Senate leaders sound off on Scott Turner’s HUD nomination
Late last week, president-elect Donald Trump announced that he had chosen Scott Turner, the former executive director of the White House Opportunity and Revitalization Council, to lead the U.S. Department of Housing and Urban Development (HUD).
Housing industry reactions were primarily congratulatory for Turner. They included vows from organizations such as the Mortgage Bankers Association (MBA), Community Home Lenders of America (CHLA) and National Housing Conference (NHC) to work with the incoming HUD secretary on important issues facing the U.S. housing system.
But Turner will have to go through the confirmation process in the Senate before he is seated in his new role. In the meantime, two influential lawmakers on the Senate Committee on Banking, Housing and Urban Affairs have weighed in on Turner’s nomination.
Sen. Tim Scott (R-S.C.), the current ranking member of the committee who is likely to become its next chair, lauded Turner’s appointment in a press release from the committee’s minority shortly after the nomination was made public.
“For too many Americans across the country, access to quality, affordable housing is out of reach,” Scott said. “Federal housing policy has failed hardworking Americans for decades, and they deserve a different approach. I look forward to working with Scott Turner to put more Americans on the path towards homeownership and financial opportunity. The Senate Banking Committee will work quickly to consider his nomination.”
After losing the Senate majority in this month’s election, Sen. Sherrod Brown (D-Ohio) — the current committee chair — will no longer be serving in the chamber after having been defeated by his Republican opponent, Bernie Moreno.
But Sen. Elizabeth Warren (D-Mass.), an influential committee member and current chair on the Banking Subcommittee on Economic Policy, handily won reelection this month. Warren will be participating in Turner’s confirmation hearings and voiced her opinion on his nomination in a social media post this week.
“A good HUD Secretary must be serious about building more housing, taking on predatory corporations, and lowering costs for families,” Warren said in a post on the social media platform X. “If Turner implements Trump’s Project 2025 plans, it’ll be a disaster for first-time home buyers and working people struggling to afford rent.”
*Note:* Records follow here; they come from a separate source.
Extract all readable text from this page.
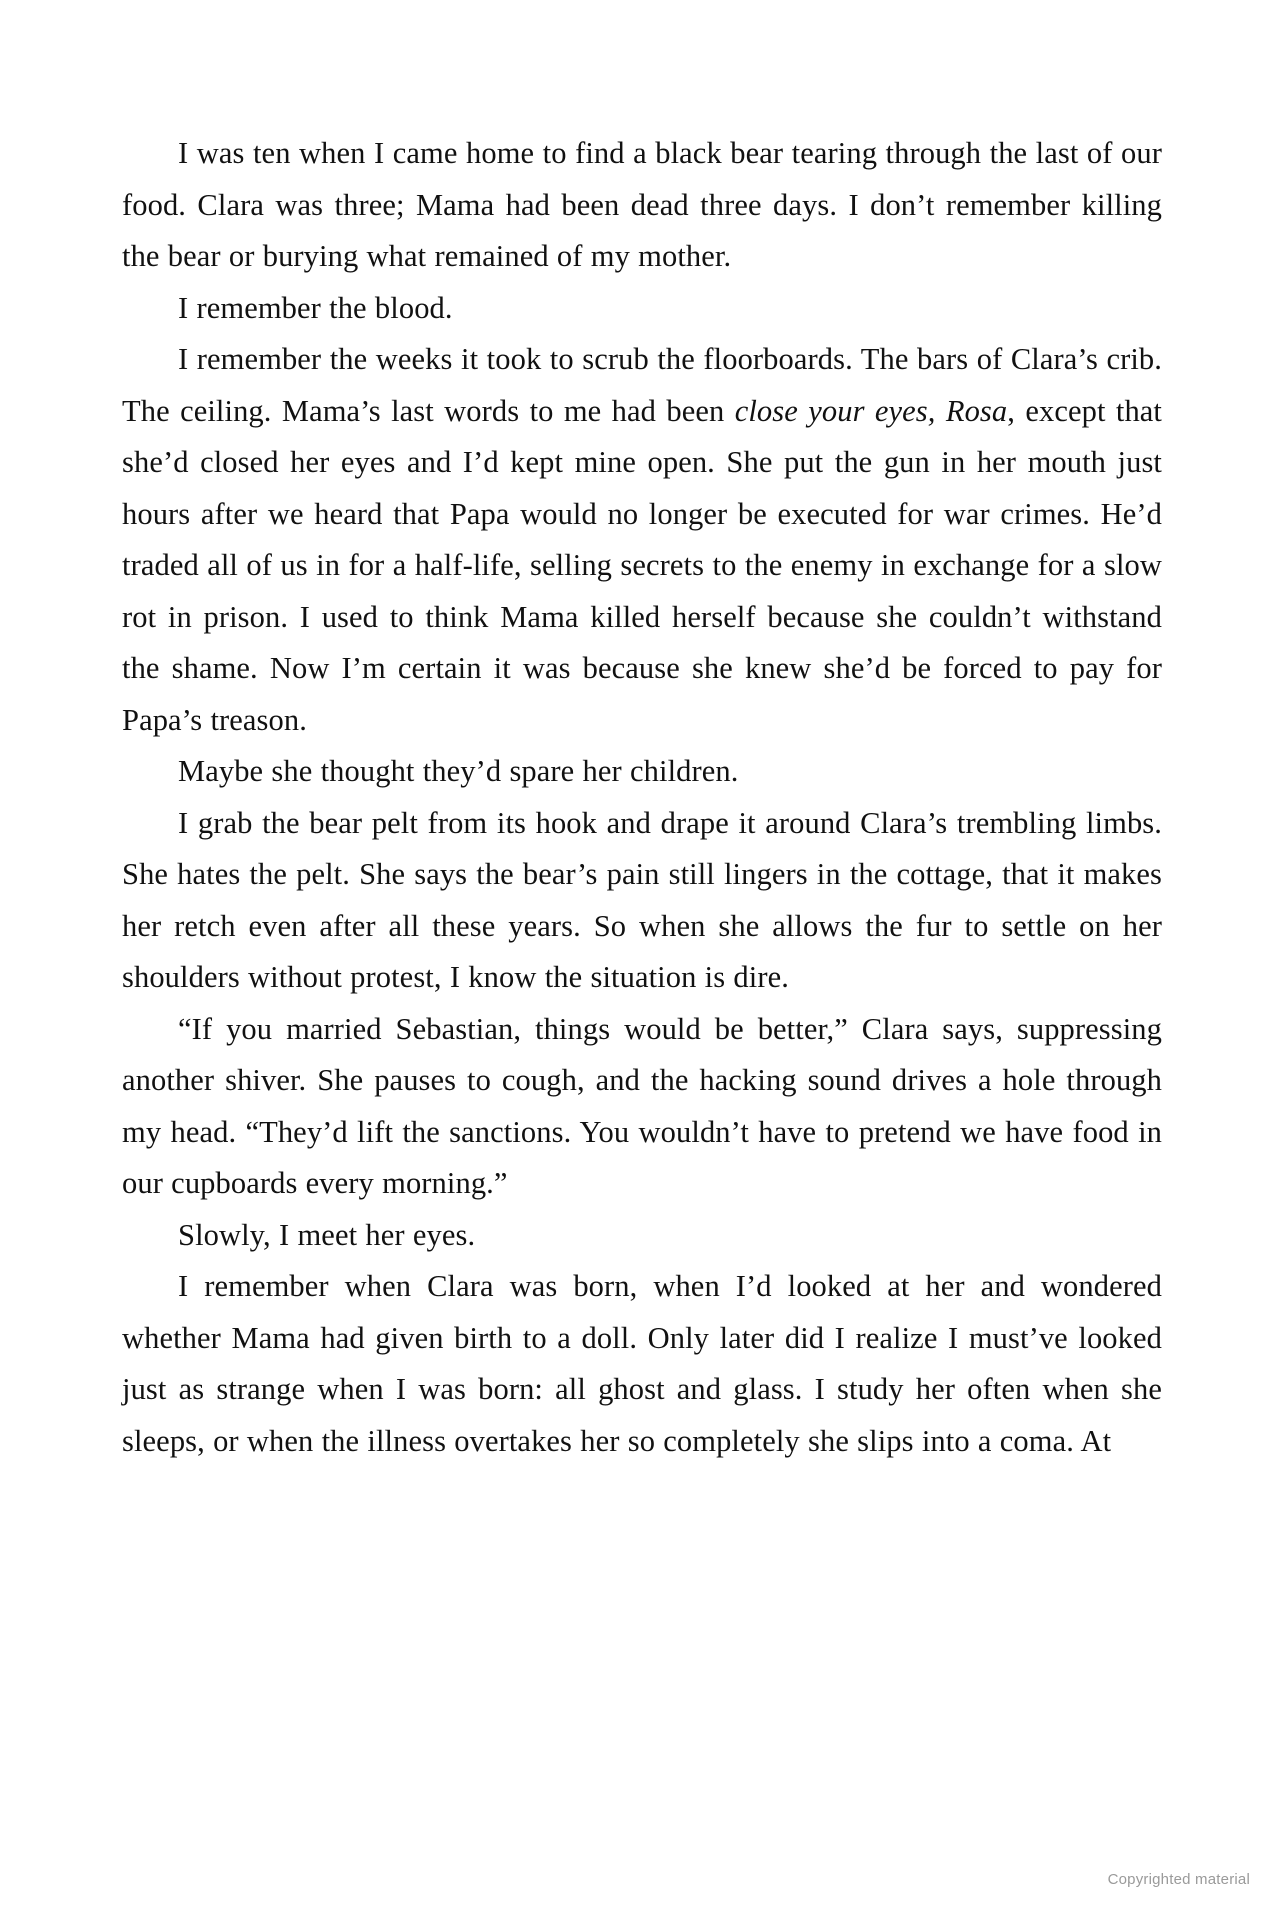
I was ten when I came home to find a black bear tearing through the last of our food. Clara was three; Mama had been dead three days. I don’t remember killing the bear or burying what remained of my mother.

I remember the blood.

I remember the weeks it took to scrub the floorboards. The bars of Clara’s crib. The ceiling. Mama’s last words to me had been close your eyes, Rosa, except that she’d closed her eyes and I’d kept mine open. She put the gun in her mouth just hours after we heard that Papa would no longer be executed for war crimes. He’d traded all of us in for a half-life, selling secrets to the enemy in exchange for a slow rot in prison. I used to think Mama killed herself because she couldn’t withstand the shame. Now I’m certain it was because she knew she’d be forced to pay for Papa’s treason.

Maybe she thought they’d spare her children.

I grab the bear pelt from its hook and drape it around Clara’s trembling limbs. She hates the pelt. She says the bear’s pain still lingers in the cottage, that it makes her retch even after all these years. So when she allows the fur to settle on her shoulders without protest, I know the situation is dire.

“If you married Sebastian, things would be better,” Clara says, suppressing another shiver. She pauses to cough, and the hacking sound drives a hole through my head. “They’d lift the sanctions. You wouldn’t have to pretend we have food in our cupboards every morning.”

Slowly, I meet her eyes.

I remember when Clara was born, when I’d looked at her and wondered whether Mama had given birth to a doll. Only later did I realize I must’ve looked just as strange when I was born: all ghost and glass. I study her often when she sleeps, or when the illness overtakes her so completely she slips into a coma. At

Copyrighted material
Project 2025 refers to a series of proposals published by The Heritage Foundation, a conservative think thank, that could reshape many federal agencies and systems to more closely align with conservative ideology. It features a housing section written by Ben Carson, the HUD secretary during Trump’s first term, although Trump and his campaign aimed to distance themselves from the document during the run-up to the election.
But many of Turner’s views of specific housing issues, and the management challenges that would accompany the new HUD leader, are not currently known. Warren said she aims to keep an open mind as Turner moves through the confirmation process.
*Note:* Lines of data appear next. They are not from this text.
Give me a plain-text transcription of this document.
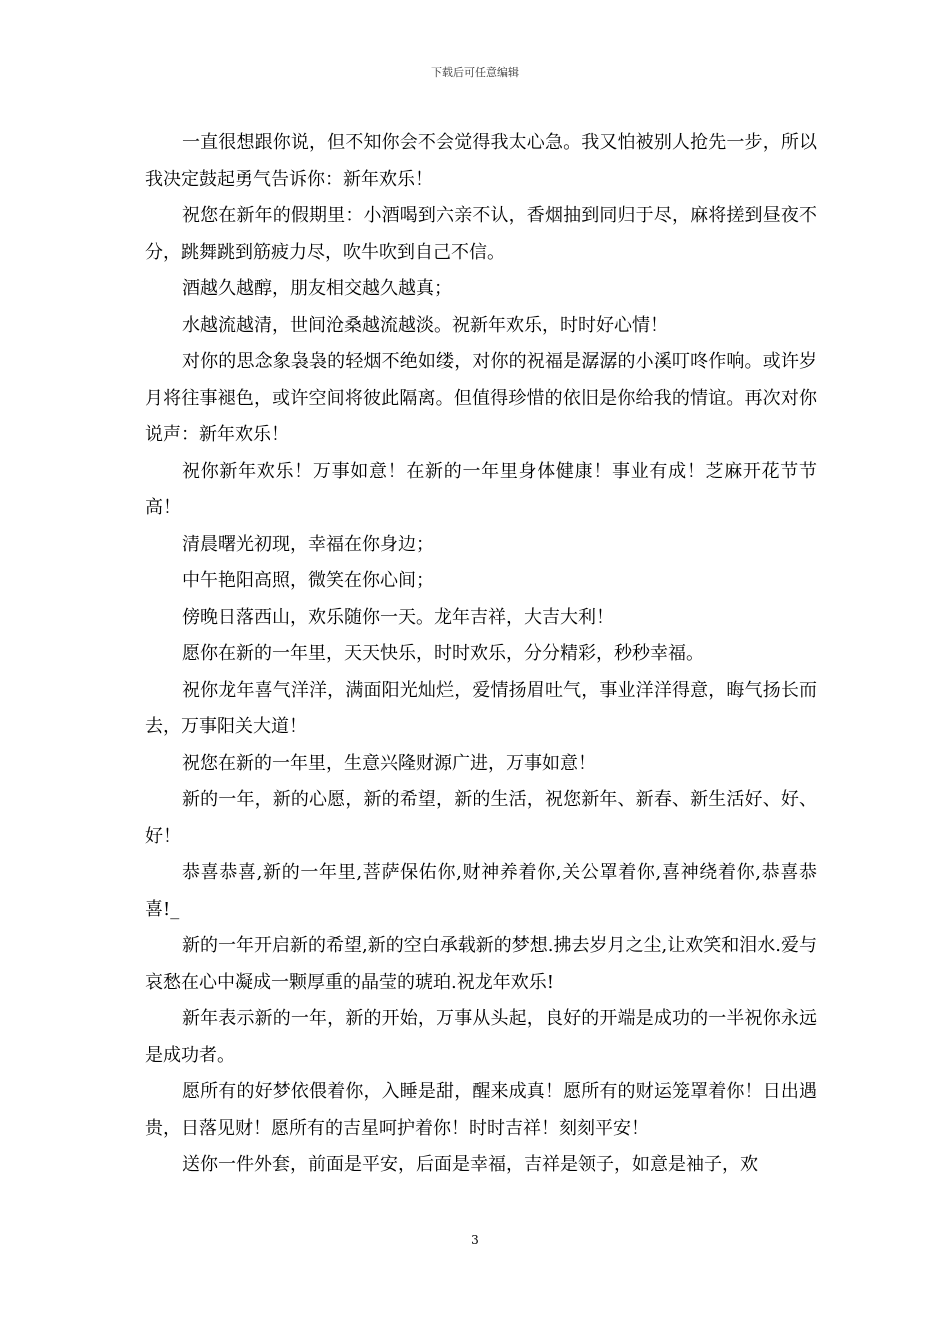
下载后可任意编辑

一直很想跟你说，但不知你会不会觉得我太心急。我又怕被别人抢先一步，所以我决定鼓起勇气告诉你：新年欢乐！

祝您在新年的假期里：小酒喝到六亲不认，香烟抽到同归于尽，麻将搓到昼夜不分，跳舞跳到筋疲力尽，吹牛吹到自己不信。

酒越久越醇，朋友相交越久越真；

水越流越清，世间沧桑越流越淡。祝新年欢乐，时时好心情！

对你的思念象袅袅的轻烟不绝如缕，对你的祝福是潺潺的小溪叮咚作响。或许岁月将往事褪色，或许空间将彼此隔离。但值得珍惜的依旧是你给我的情谊。再次对你说声：新年欢乐！

祝你新年欢乐！万事如意！在新的一年里身体健康！事业有成！芝麻开花节节高！

清晨曙光初现，幸福在你身边；

中午艳阳高照，微笑在你心间；

傍晚日落西山，欢乐随你一天。龙年吉祥，大吉大利！

愿你在新的一年里，天天快乐，时时欢乐，分分精彩，秒秒幸福。

祝你龙年喜气洋洋，满面阳光灿烂，爱情扬眉吐气，事业洋洋得意，晦气扬长而去，万事阳关大道！

祝您在新的一年里，生意兴隆财源广进，万事如意！

新的一年，新的心愿，新的希望，新的生活，祝您新年、新春、新生活好、好、好！

恭喜恭喜,新的一年里,菩萨保佑你,财神养着你,关公罩着你,喜神绕着你,恭喜恭喜!_

新的一年开启新的希望,新的空白承载新的梦想.拂去岁月之尘,让欢笑和泪水.爱与哀愁在心中凝成一颗厚重的晶莹的琥珀.祝龙年欢乐!

新年表示新的一年，新的开始，万事从头起，良好的开端是成功的一半祝你永远是成功者。

愿所有的好梦依偎着你，入睡是甜，醒来成真！愿所有的财运笼罩着你！日出遇贵，日落见财！愿所有的吉星呵护着你！时时吉祥！刻刻平安！

送你一件外套，前面是平安，后面是幸福，吉祥是领子，如意是袖子，欢

3
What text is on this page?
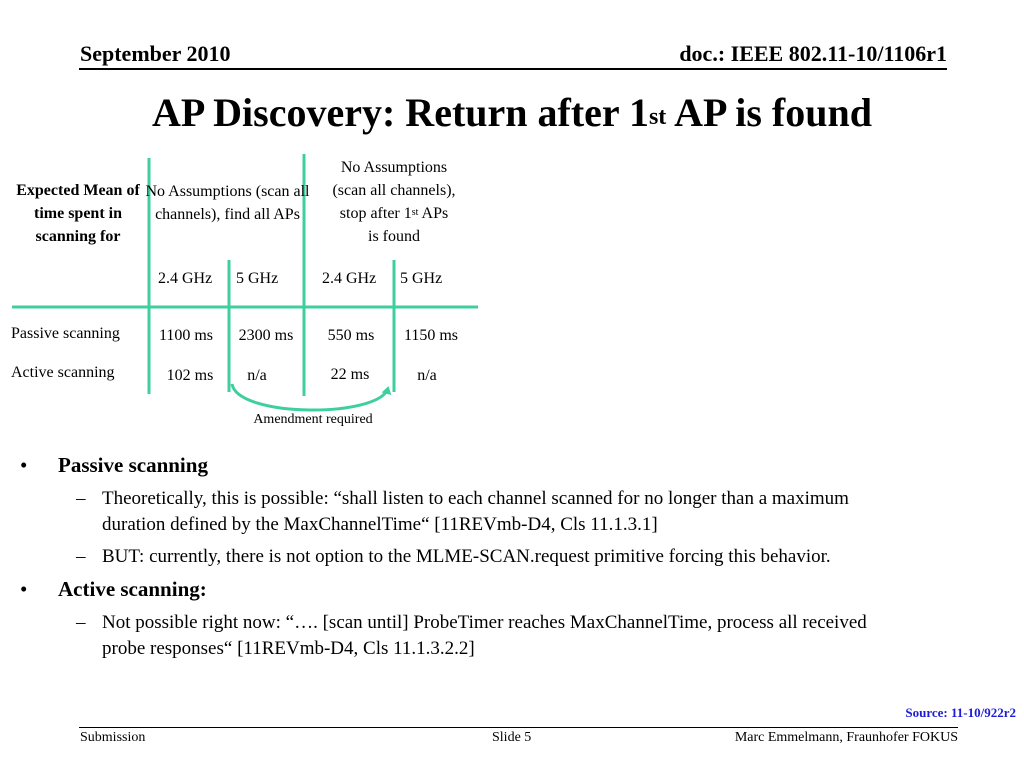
September 2010	doc.: IEEE 802.11-10/1106r1
AP Discovery: Return after 1st AP is found
Expected Mean of time spent in scanning for
No Assumptions (scan all channels), find all APs
No Assumptions
(scan all channels),
stop after 1st APs
is found
2.4 GHz 5 GHz	2.4 GHz 5 GHz
Passive scanning	1100 ms	2300 ms	550 ms	1150 ms
Active scanning	102 ms	n/a	22 ms	n/a
Amendment required
• Passive scanning
– Theoretically, this is possible: “shall listen to each channel scanned for no longer than a maximum duration defined by the MaxChannelTime“ [11REVmb-D4, Cls 11.1.3.1]
– BUT: currently, there is not option to the MLME-SCAN.request primitive forcing this behavior.
• Active scanning:
– Not possible right now: “…. [scan until] ProbeTimer reaches MaxChannelTime, process all received probe responses“ [11REVmb-D4, Cls 11.1.3.2.2]
Source: 11-10/922r2
Submission	Slide 5	Marc Emmelmann, Fraunhofer FOKUS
“I look forward to learning more about Turner’s views on how to address the housing crisis and will review his record with an objective and open mind ahead of his confirmation hearing,” she added.
HousingWire reached out to Warren’s representatives for further comment but did not receive an immediate response.
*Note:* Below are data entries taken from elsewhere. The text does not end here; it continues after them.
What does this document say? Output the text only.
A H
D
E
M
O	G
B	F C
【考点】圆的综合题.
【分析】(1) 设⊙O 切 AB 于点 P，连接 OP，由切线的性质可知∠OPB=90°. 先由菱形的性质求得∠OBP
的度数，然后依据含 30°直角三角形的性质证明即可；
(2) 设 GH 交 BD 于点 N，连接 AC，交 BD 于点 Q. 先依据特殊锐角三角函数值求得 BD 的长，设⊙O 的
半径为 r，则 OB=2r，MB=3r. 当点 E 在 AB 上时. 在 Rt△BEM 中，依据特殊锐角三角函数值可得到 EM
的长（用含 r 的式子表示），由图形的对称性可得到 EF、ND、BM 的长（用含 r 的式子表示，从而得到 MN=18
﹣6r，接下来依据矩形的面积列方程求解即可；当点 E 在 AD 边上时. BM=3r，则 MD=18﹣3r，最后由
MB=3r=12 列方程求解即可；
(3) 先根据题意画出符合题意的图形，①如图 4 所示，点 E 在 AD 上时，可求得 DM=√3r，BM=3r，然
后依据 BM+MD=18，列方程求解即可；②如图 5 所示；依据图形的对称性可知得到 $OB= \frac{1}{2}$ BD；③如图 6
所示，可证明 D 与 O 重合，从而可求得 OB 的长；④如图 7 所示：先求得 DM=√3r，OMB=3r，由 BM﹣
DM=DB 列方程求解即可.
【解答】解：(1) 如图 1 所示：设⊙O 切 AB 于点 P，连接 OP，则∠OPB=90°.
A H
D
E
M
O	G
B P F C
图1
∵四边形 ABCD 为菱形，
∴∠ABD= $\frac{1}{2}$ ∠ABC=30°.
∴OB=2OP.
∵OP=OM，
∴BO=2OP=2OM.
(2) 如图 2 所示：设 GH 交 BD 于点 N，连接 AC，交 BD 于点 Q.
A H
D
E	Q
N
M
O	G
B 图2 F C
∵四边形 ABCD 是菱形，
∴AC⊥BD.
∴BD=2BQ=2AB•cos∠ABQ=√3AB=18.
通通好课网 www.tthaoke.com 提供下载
Warren’s concerns about the housing plans mentioned in Project 2025 have been called into question by supporters of the president-elect due to Trump’s statements that aim to distance himself from the playbook. But Trump also nominated a key architect of the policy playbook — Russell Vought — to lead the White House Office of Management and Budget (OMB) in the new term.
Vought previously served in the same role in the final two years of the first Trump administration. But a spokesperson for the transition team reiterated the claim that Trump “never had anything to do with Project 2025,” according to reporting by The Associated Press.
In a social media post directed at the president-elect shortly after his nomination was announced, Turner said he is “thrilled to continue the outstanding work we began in your last administration at HUD with an incredible team. I am deeply humbled by your confidence in my nomination.”
Turner also described Carson as his mentor, saying the former HUD secretary leaves him with “big shoes to fill.”